RE: Village reveals the truth about Ethan’s healing with a payoff that evokes multiple emotions, simultaneously surprising and disturbing the audience. At the end of the second act, Ethan finally comes face-to-face with the woman who kidnapped his daughter, Mother Miranda, but she’s too powerful for him to handle on his own. Miranda dispatches him easily, ripping his heart from his chest and leaving him for dead. By all accounts, it should have been enough to kill him, but there’s something Miranda doesn’t know: Ethan is already dead. This news also comes as a shock to Ethan, especially since he learns it from the ghost of a girl who was killed in the previous game (Resident Evil 7). According to her, Ethan died during the events of that game, and the only reason he still exists is that he was infected by the same mold that powered Mother Miranda and her acolytes, including Lady Dimitrescu. It’s a traumatic revelation for Ethan, but it works perfectly for the audience because it answers the questions they’ve been asking themselves. Not only do they now know the origin of Ethan’s abilities, they know their limitations since he shares traits with the acolytes he’s already killed. As a bonus, this also suggests that Mother Miranda has limitations of her own. That revelation adds a final layer of emotion to an already stacked payoff: hope. 

Closing

Resident Evil: Village creates a satisfying twist by laying the groundwork, heightening the tension, and finally revealing the truth. These three steps create a chain of setups and payoffs that evoke strong emotions in the audience, commanding their attention until the end. Writers looking to use setups and payoffs in their own works can look to RE: Village as a solid example of foreshadowing done right, and by borrowing the above techniques, they can do it right themselves. 

footnotes

Frey, James N.. How to Write a Damn Good Novel . St. Martin’s Publishing Group. Kindle Edition. 
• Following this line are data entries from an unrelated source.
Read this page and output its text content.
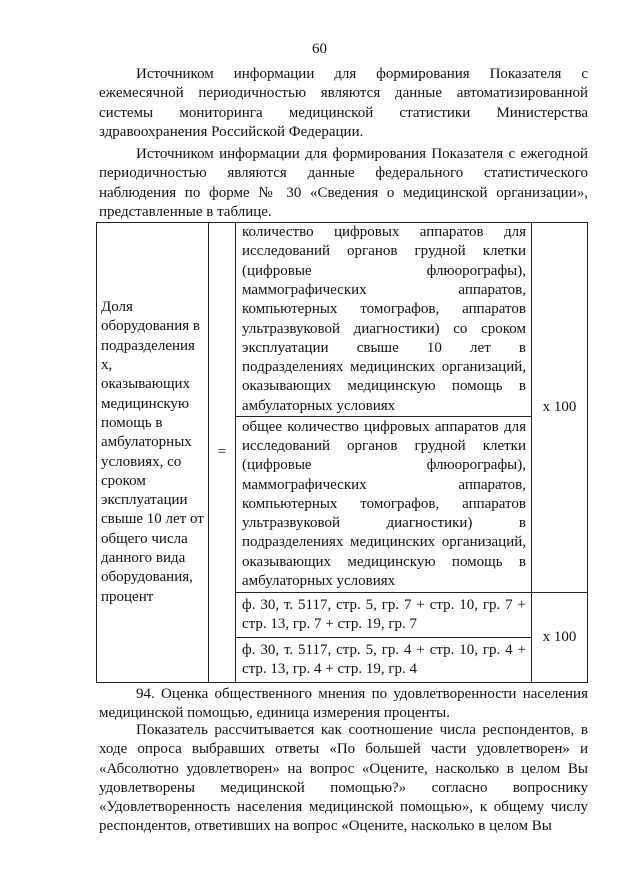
60

Источником информации для формирования Показателя с ежемесячной периодичностью являются данные автоматизированной системы мониторинга медицинской статистики Министерства здравоохранения Российской Федерации.

Источником информации для формирования Показателя с ежегодной периодичностью являются данные федерального статистического наблюдения по форме № 30 «Сведения о медицинской организации», представленные в таблице.

Доля оборудования в подразделения х, оказывающих медицинскую помощь в амбулаторных условиях, со сроком эксплуатации свыше 10 лет от общего числа данного вида оборудования, процент	=	количество цифровых аппаратов для исследований органов грудной клетки (цифровые флюорографы), маммографических аппаратов, компьютерных томографов, аппаратов ультразвуковой диагностики) со сроком эксплуатации свыше 10 лет в подразделениях медицинских организаций, оказывающих медицинскую помощь в амбулаторных условиях	x 100
		общее количество цифровых аппаратов для исследований органов грудной клетки (цифровые флюорографы), маммографических аппаратов, компьютерных томографов, аппаратов ультразвуковой диагностики) в подразделениях медицинских организаций, оказывающих медицинскую помощь в амбулаторных условиях	
		ф. 30, т. 5117, стр. 5, гр. 7 + стр. 10, гр. 7 + стр. 13, гр. 7 + стр. 19, гр. 7	x 100
		ф. 30, т. 5117, стр. 5, гр. 4 + стр. 10, гр. 4 + стр. 13, гр. 4 + стр. 19, гр. 4	

94. Оценка общественного мнения по удовлетворенности населения медицинской помощью, единица измерения проценты.

Показатель рассчитывается как соотношение числа респондентов, в ходе опроса выбравших ответы «По большей части удовлетворен» и «Абсолютно удовлетворен» на вопрос «Оцените, насколько в целом Вы удовлетворены медицинской помощью?» согласно вопроснику «Удовлетворенность населения медицинской помощью», к общему числу респондентов, ответивших на вопрос «Оцените, насколько в целом Вы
Schreiber, Brad. What Are You Laughing At?: How to Write Humor for Screenplays, Stories, and More. Allworth Publishing. Kindle Edition.

Iglesias, Karl. Writing For Emotional Impact : Advanced Dramatic Techniques To Attract, Engage, And Fascinate The Reader From Beginning To End (P. 137). Wingspan Press. Kindle Edition.

* Reference Footage: MKIceandFire. RESIDENT EVIL 8 VILLAGE Gameplay Walkthrough Part 1 FULL GAME [4K 60FPS PC] – No Commentary. YouTube, 2021.